LEGEND by David A. Gemmell

A Sathuli within the Drenai fortress?

‘What do you do here?’ yelled Ogasi.

‘Merely helping a friend,’ replied the man. ‘Go back! I shall not let you pass.’

Ogasi grinned. So the man was a lunatic. Lifting his sword, he ordered the tribesmen forward. The white-robed figure advanced on them.

‘Sathuli!’ he yelled.

From the buildings came a mighty answering roar as three thousand Sathuli warriors, their white robes ghostly in the gathering darkness, streamed to the attack.

The Nadir were stunned and Ogasi could not believe his eyes. The Sathuli and the Drenai were lifelong enemies. He knew it was happening, but his brain would not drink it in. Like a white tide on a dark beach, the Sathuli front line crashed into Nadir.

Joachim sought Ogasi, but the stocky tribesman was lost amid the chaos.

The savage twist to events, from certain victory to certain death, dismayed the tribesmen. Panic set in and a slow withdrawal became a rout.
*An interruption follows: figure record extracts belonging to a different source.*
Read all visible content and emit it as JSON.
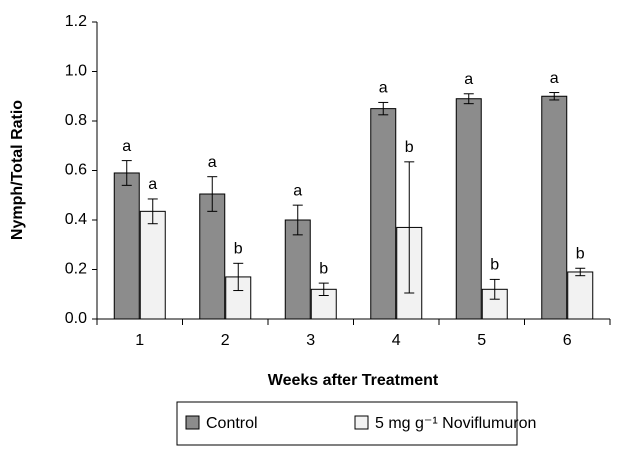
{
  "chart_data": {
    "type": "bar",
    "x_label": "Weeks after Treatment",
    "y_label": "Nymph/Total Ratio",
    "categories": [
      "1",
      "2",
      "3",
      "4",
      "5",
      "6"
    ],
    "series": [
      {
        "name": "Control",
        "color": "#8c8c8c",
        "values": [
          0.59,
          0.505,
          0.4,
          0.85,
          0.89,
          0.9
        ],
        "errors": [
          0.05,
          0.07,
          0.06,
          0.025,
          0.02,
          0.015
        ],
        "letters": [
          "a",
          "a",
          "a",
          "a",
          "a",
          "a"
        ]
      },
      {
        "name": "5 mg g⁻¹ Noviflumuron",
        "color": "#f2f2f2",
        "values": [
          0.435,
          0.17,
          0.12,
          0.37,
          0.12,
          0.19
        ],
        "errors": [
          0.05,
          0.055,
          0.025,
          0.265,
          0.04,
          0.015
        ],
        "letters": [
          "a",
          "b",
          "b",
          "b",
          "b",
          "b"
        ]
      }
    ],
    "ylim": [
      0,
      1.2
    ],
    "yticks": [
      {
        "value": 0,
        "label": "0.0"
      },
      0.2,
      0.4,
      0.6,
      0.8,
      {
        "value": 1,
        "label": "1.0"
      },
      1.2
    ],
    "grid": false
  }
}
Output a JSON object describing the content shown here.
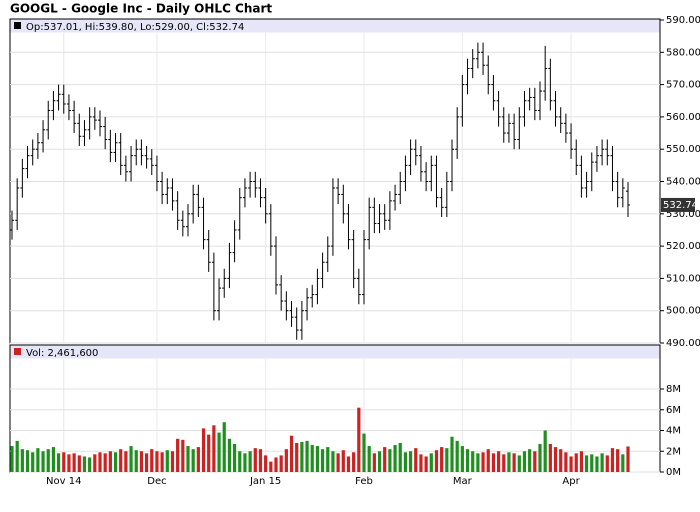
{
  "chart_data": {
    "type": "ohlc",
    "title": "GOOGL - Google Inc - Daily OHLC Chart",
    "ohlc_label": "Op:537.01, Hi:539.80, Lo:529.00, Cl:532.74",
    "volume_label": "Vol: 2,461,600",
    "categories": [
      null,
      null,
      null,
      null,
      null,
      null,
      null,
      null,
      null,
      null,
      "Nov 14",
      null,
      null,
      null,
      null,
      null,
      null,
      null,
      null,
      null,
      null,
      null,
      null,
      null,
      null,
      null,
      null,
      null,
      "Dec",
      null,
      null,
      null,
      null,
      null,
      null,
      null,
      null,
      null,
      null,
      null,
      null,
      null,
      null,
      null,
      null,
      null,
      null,
      null,
      null,
      "Jan 15",
      null,
      null,
      null,
      null,
      null,
      null,
      null,
      null,
      null,
      null,
      null,
      null,
      null,
      null,
      null,
      null,
      null,
      null,
      "Feb",
      null,
      null,
      null,
      null,
      null,
      null,
      null,
      null,
      null,
      null,
      null,
      null,
      null,
      null,
      null,
      null,
      null,
      null,
      "Mar",
      null,
      null,
      null,
      null,
      null,
      null,
      null,
      null,
      null,
      null,
      null,
      null,
      null,
      null,
      null,
      null,
      null,
      null,
      null,
      null,
      "Apr",
      null,
      null,
      null,
      null,
      null,
      null,
      null,
      null,
      null,
      null,
      null
    ],
    "open": [
      525,
      528,
      538,
      544,
      548,
      550,
      552,
      556,
      562,
      565,
      567,
      564,
      562,
      558,
      554,
      556,
      560,
      559,
      557,
      553,
      549,
      552,
      545,
      543,
      548,
      550,
      548,
      547,
      545,
      540,
      536,
      538,
      534,
      528,
      526,
      530,
      536,
      532,
      522,
      515,
      500,
      507,
      510,
      518,
      525,
      535,
      538,
      540,
      538,
      535,
      530,
      520,
      508,
      503,
      500,
      498,
      494,
      500,
      504,
      505,
      510,
      515,
      520,
      538,
      536,
      530,
      522,
      510,
      505,
      522,
      532,
      527,
      530,
      528,
      534,
      536,
      540,
      545,
      550,
      548,
      543,
      540,
      545,
      535,
      532,
      540,
      550,
      560,
      570,
      575,
      578,
      580,
      576,
      570,
      565,
      560,
      555,
      558,
      553,
      560,
      565,
      566,
      562,
      568,
      575,
      565,
      560,
      558,
      555,
      550,
      545,
      538,
      540,
      546,
      548,
      550,
      548,
      540,
      535,
      537.01
    ],
    "high": [
      531,
      541,
      547,
      551,
      553,
      555,
      559,
      565,
      568,
      570,
      570,
      567,
      565,
      561,
      559,
      563,
      563,
      562,
      560,
      556,
      555,
      555,
      548,
      551,
      553,
      553,
      551,
      550,
      548,
      543,
      541,
      541,
      537,
      531,
      533,
      539,
      539,
      535,
      525,
      518,
      510,
      513,
      521,
      528,
      538,
      541,
      543,
      543,
      541,
      538,
      533,
      523,
      511,
      506,
      503,
      501,
      503,
      507,
      508,
      513,
      518,
      523,
      541,
      541,
      539,
      533,
      525,
      513,
      525,
      535,
      535,
      533,
      533,
      537,
      539,
      543,
      548,
      553,
      553,
      551,
      546,
      548,
      548,
      538,
      543,
      553,
      563,
      573,
      578,
      581,
      583,
      583,
      579,
      573,
      568,
      563,
      561,
      561,
      563,
      568,
      569,
      569,
      571,
      582,
      578,
      568,
      563,
      561,
      558,
      553,
      548,
      543,
      549,
      551,
      553,
      553,
      551,
      543,
      541,
      539.8
    ],
    "low": [
      522,
      525,
      535,
      541,
      545,
      547,
      549,
      553,
      559,
      562,
      561,
      559,
      555,
      551,
      551,
      553,
      556,
      554,
      550,
      546,
      546,
      542,
      540,
      540,
      545,
      545,
      544,
      542,
      537,
      533,
      533,
      531,
      525,
      523,
      523,
      527,
      529,
      519,
      512,
      497,
      497,
      504,
      507,
      515,
      522,
      532,
      535,
      535,
      532,
      527,
      517,
      505,
      500,
      497,
      495,
      491,
      491,
      497,
      501,
      502,
      507,
      512,
      517,
      533,
      527,
      519,
      507,
      502,
      502,
      519,
      524,
      524,
      525,
      525,
      531,
      533,
      537,
      542,
      545,
      540,
      537,
      537,
      532,
      529,
      529,
      537,
      547,
      557,
      567,
      572,
      575,
      573,
      567,
      562,
      557,
      552,
      552,
      550,
      550,
      557,
      562,
      559,
      559,
      565,
      562,
      557,
      555,
      552,
      547,
      542,
      535,
      535,
      537,
      543,
      545,
      545,
      537,
      532,
      532,
      529.0
    ],
    "close": [
      528,
      538,
      544,
      548,
      550,
      552,
      556,
      562,
      565,
      567,
      564,
      562,
      558,
      554,
      556,
      560,
      559,
      557,
      553,
      549,
      552,
      545,
      543,
      548,
      550,
      548,
      547,
      545,
      540,
      536,
      538,
      534,
      528,
      526,
      530,
      536,
      532,
      522,
      515,
      500,
      507,
      510,
      518,
      525,
      535,
      538,
      540,
      538,
      535,
      530,
      520,
      508,
      503,
      500,
      498,
      494,
      500,
      504,
      505,
      510,
      515,
      520,
      538,
      536,
      530,
      522,
      510,
      505,
      522,
      532,
      527,
      530,
      528,
      534,
      536,
      540,
      545,
      550,
      548,
      543,
      540,
      545,
      535,
      532,
      540,
      550,
      560,
      570,
      575,
      578,
      580,
      576,
      570,
      565,
      560,
      555,
      558,
      553,
      560,
      565,
      566,
      562,
      568,
      575,
      565,
      560,
      558,
      555,
      550,
      545,
      538,
      540,
      546,
      548,
      550,
      548,
      540,
      535,
      538,
      532.74
    ],
    "volume": [
      2.5,
      3.0,
      2.2,
      2.1,
      1.9,
      2.3,
      2.0,
      2.2,
      2.4,
      1.8,
      1.9,
      1.7,
      1.8,
      1.6,
      1.5,
      1.4,
      1.7,
      1.9,
      1.8,
      2.0,
      1.9,
      2.2,
      2.0,
      2.5,
      2.1,
      2.0,
      1.8,
      2.2,
      2.0,
      1.9,
      2.1,
      2.0,
      3.2,
      3.1,
      2.5,
      2.2,
      2.4,
      4.2,
      3.6,
      4.5,
      3.8,
      4.8,
      3.2,
      2.7,
      2.0,
      1.8,
      2.0,
      2.3,
      2.2,
      1.6,
      1.0,
      1.4,
      1.6,
      2.2,
      3.5,
      2.8,
      2.9,
      3.0,
      2.6,
      2.5,
      2.2,
      2.4,
      2.0,
      1.8,
      2.1,
      1.5,
      1.9,
      6.2,
      3.7,
      2.5,
      1.8,
      2.0,
      2.4,
      2.2,
      2.6,
      2.8,
      1.9,
      2.0,
      2.3,
      1.7,
      1.5,
      1.8,
      2.1,
      2.4,
      2.3,
      3.4,
      3.0,
      2.5,
      2.2,
      2.0,
      1.8,
      1.9,
      2.2,
      1.8,
      2.0,
      1.7,
      1.9,
      1.8,
      1.6,
      2.0,
      2.2,
      2.0,
      2.7,
      4.0,
      2.7,
      2.4,
      2.2,
      1.9,
      1.5,
      1.8,
      2.0,
      1.6,
      1.7,
      1.5,
      1.8,
      1.6,
      2.3,
      2.2,
      1.7,
      2.4616
    ],
    "bar_color": "#000000",
    "up_color": "#1f8f1f",
    "down_color": "#cc2222",
    "ylim": [
      490,
      590
    ],
    "yticks": [
      {
        "value": 490,
        "label": "490.00"
      },
      {
        "value": 500,
        "label": "500.00"
      },
      {
        "value": 510,
        "label": "510.00"
      },
      {
        "value": 520,
        "label": "520.00"
      },
      {
        "value": 530,
        "label": "530.00"
      },
      {
        "value": 540,
        "label": "540.00"
      },
      {
        "value": 550,
        "label": "550.00"
      },
      {
        "value": 560,
        "label": "560.00"
      },
      {
        "value": 570,
        "label": "570.00"
      },
      {
        "value": 580,
        "label": "580.00"
      },
      {
        "value": 590,
        "label": "590.00"
      }
    ],
    "y2lim": [
      0,
      8
    ],
    "y2ticks": [
      {
        "value": 0,
        "label": "0M"
      },
      {
        "value": 2,
        "label": "2M"
      },
      {
        "value": 4,
        "label": "4M"
      },
      {
        "value": 6,
        "label": "6M"
      },
      {
        "value": 8,
        "label": "8M"
      }
    ],
    "grid": true
  }
}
Trampling their comrades, the Nadir turned and ran with the white army at their backs, harrying them on with screams as bestial as any heard on the Nadir steppes.

On the walls above, Rek was bleeding from wounds in his upper arms and Hogun had suffered a sword cut to his scalp, blood running from the gash and skin flapping as he lashed out at his attackers.

Now Sathuli warriors appeared on the battlements and once more the Nadir fled their terrible tulwars, backing to the walls and seeking escape down the ropes.

Within minutes it was over. Elsewhere on the open ground small pockets of Nadir warriors were surrounded and despatched.

Joachim Sathuli, his white robes stained with crimson, slowly mounted the rampart steps, followed by his seven lieutenants. He approached Rek and bowed. Turning, he handed his bloody tulwars to a dark-bearded warrior. Another man passed him a scented towel. Slowly, elaborately he wiped his face and then his hands. Finally he spoke:

‘A warm welcome,’ he said, his face unsmiling but his eyes full of humour.

‘Indeed,’ said Rek. ‘It is lucky the other guests had to leave, otherwise there would not have been any room.’

‘Are you so surprised to see me?’

‘No, not surprised. Astonished sounds more accurate.’

Joachim laughed. ‘Is your memory so short, Delnoch? You said we should part as friends and I agreed. Where else should I be in a friend’s hour of need?’

‘You must have had the devil’s own task convinc­ing your warriors to follow you.’

‘Not at all,’ answered Joachim, an impish gleam in his eyes. ‘Most of their lives they have longed to fight inside these walls.’

*

The tall Sathuli warrior stood on the high walls of Geddon, gazing down at the Nadir camp beyond the deserted battlements of Valteri. Rek was asleep now and the bearded prince strode the walls alone. Around him were sentries and soldiers of both races, but Joachim remained solitary.

For weeks Sathuli scouts atop the Delnoch range had watched the battle raging below. Often Joachim himself had scaled the peaks to view the fighting. Then a Nadir raiding party had struck at a Sathuli village and Joachim had persuaded his men to follow him to Delnoch. Added to this, he knew of the traitor who dealt with the Nadir, for he had wit­nessed a meeting in a high, narrow pass between the traitor and the Nadir captain, Ogasi.

Two days later the Nadir had tried to send a force over the mountains and the Sathuli had repulsed them.

Joachim heard the news of Rek’s loss with sad­ness. Fatalistic himself, he could still share the feelings of a man whose woman had died. His own had died in childbirth two years before and the wound was still fresh.

Joachim shook his head. War was a savage mis­tress, but a woman of power nonetheless. She could wreak more havoc in a man’s soul than time.

The Sathuli arrival had been timely and not with­out cost. Four hundred of his men were dead – a loss scarcely bearable to a mountain people who numbered a mere thirty thousand, many of these being children and ancients.

But a debt was a debt.

The man Hogun hated him, Joachim knew. But this was understandable, for Hogun was of the Legion and the Sathuli had spilt Legion blood for years. They reserved their finest tortures for cap­tured Riders. This was an honour, but Joachim knew the Drenai could never understand. When a man died he was tested – the harder the death, the greater the rewards in Paradise. Torture advanced a man’s soul and the Sathuli could offer no greater reward to a captured enemy.